This would also mean that the total equity turnover on the Exchange amounted to EUR 275.3m, which would translate into an average daily turnover of EUR 13.8m. Turning our attention to the top shares with the highest turnover, Banca Transilvania had a turnover of EUR 55.5m (or 20.2% of total equity turnover), followed by BRD with EUR 34.5m (or 12.6% of total), OMV Petrom with EUR 30.6m, Fondul Proprietatea with EUR 20.5m, and Sif Muntenia, with EUR 19.8m.
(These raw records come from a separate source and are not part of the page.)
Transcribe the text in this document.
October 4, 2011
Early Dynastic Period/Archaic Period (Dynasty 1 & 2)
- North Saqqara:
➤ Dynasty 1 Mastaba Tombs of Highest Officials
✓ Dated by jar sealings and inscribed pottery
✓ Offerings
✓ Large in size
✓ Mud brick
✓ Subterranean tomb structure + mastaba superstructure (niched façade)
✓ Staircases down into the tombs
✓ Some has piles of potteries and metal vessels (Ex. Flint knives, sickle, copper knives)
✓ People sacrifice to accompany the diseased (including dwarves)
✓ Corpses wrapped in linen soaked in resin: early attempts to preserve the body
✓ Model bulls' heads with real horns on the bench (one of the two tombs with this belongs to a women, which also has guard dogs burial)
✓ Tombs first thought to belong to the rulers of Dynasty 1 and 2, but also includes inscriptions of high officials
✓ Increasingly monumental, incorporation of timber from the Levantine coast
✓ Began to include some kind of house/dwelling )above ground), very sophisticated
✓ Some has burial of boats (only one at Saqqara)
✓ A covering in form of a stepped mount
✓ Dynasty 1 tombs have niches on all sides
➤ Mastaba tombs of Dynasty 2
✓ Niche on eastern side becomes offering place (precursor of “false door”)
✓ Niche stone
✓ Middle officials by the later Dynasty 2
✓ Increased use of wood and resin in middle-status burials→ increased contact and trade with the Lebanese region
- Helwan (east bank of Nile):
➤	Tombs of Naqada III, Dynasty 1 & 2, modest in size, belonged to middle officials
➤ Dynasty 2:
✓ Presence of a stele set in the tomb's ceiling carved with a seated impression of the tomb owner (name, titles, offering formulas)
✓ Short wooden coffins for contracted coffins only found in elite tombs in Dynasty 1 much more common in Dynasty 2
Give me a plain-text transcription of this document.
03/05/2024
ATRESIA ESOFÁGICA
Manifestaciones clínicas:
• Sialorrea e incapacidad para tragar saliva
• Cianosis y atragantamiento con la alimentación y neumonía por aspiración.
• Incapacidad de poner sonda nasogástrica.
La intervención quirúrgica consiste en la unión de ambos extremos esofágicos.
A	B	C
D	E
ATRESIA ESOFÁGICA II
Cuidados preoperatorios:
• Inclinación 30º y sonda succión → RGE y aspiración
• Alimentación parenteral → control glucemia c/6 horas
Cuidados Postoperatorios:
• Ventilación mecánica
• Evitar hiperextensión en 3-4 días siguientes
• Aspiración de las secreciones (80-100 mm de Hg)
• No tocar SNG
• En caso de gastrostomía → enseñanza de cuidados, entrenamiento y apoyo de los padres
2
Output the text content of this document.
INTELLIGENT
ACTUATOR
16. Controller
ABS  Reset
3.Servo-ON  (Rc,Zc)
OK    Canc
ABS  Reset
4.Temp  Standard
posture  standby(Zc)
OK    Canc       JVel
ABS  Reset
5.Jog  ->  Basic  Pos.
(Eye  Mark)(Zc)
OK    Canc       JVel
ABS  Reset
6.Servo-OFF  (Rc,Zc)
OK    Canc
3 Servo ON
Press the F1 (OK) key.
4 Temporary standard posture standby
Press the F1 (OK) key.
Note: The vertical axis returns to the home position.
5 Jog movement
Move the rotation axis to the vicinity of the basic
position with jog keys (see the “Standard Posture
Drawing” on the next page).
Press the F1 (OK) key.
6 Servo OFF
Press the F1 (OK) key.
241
Looking over to the BET constituents, we can see that out of 19 companies, 16 had negative returns, with only 3 companies having a slightly positive return. The largest decline was experienced by Purcari, which lost -20.8% of its value, followed by ALRO with -16.5%, Teraplast with -15.6%, and Nuclearelectrica, Transgaz, and Transelectrica, with -10.59%, -10.31%, and -10%, respectively. Out of the remaining companies, only Digi, Banca Transilvania, Fondul Proprietatea and OMV Petrom, and One United Properties had declines of less than -5%. On the flipside, Romgaz, BRD, and BVB were the only ones with positive returns, at 1.72%, 0.5%, and 0.4%, respectively.
This decline was recorded across all equity markets due to the uncertainty leading to the Russian invasion of Ukraine (e.g. the Russian declaration of Luhansk and Donetsk Republics on 21 February), as well as the invasion (24 February) itself. It should also be noted that February is the month when Romanian companies release their preliminary FY results, which also had an effect on this.
In turn, this would mean that the BET index experienced a decrease of -3.59%, ending the month at 12,716.51 points.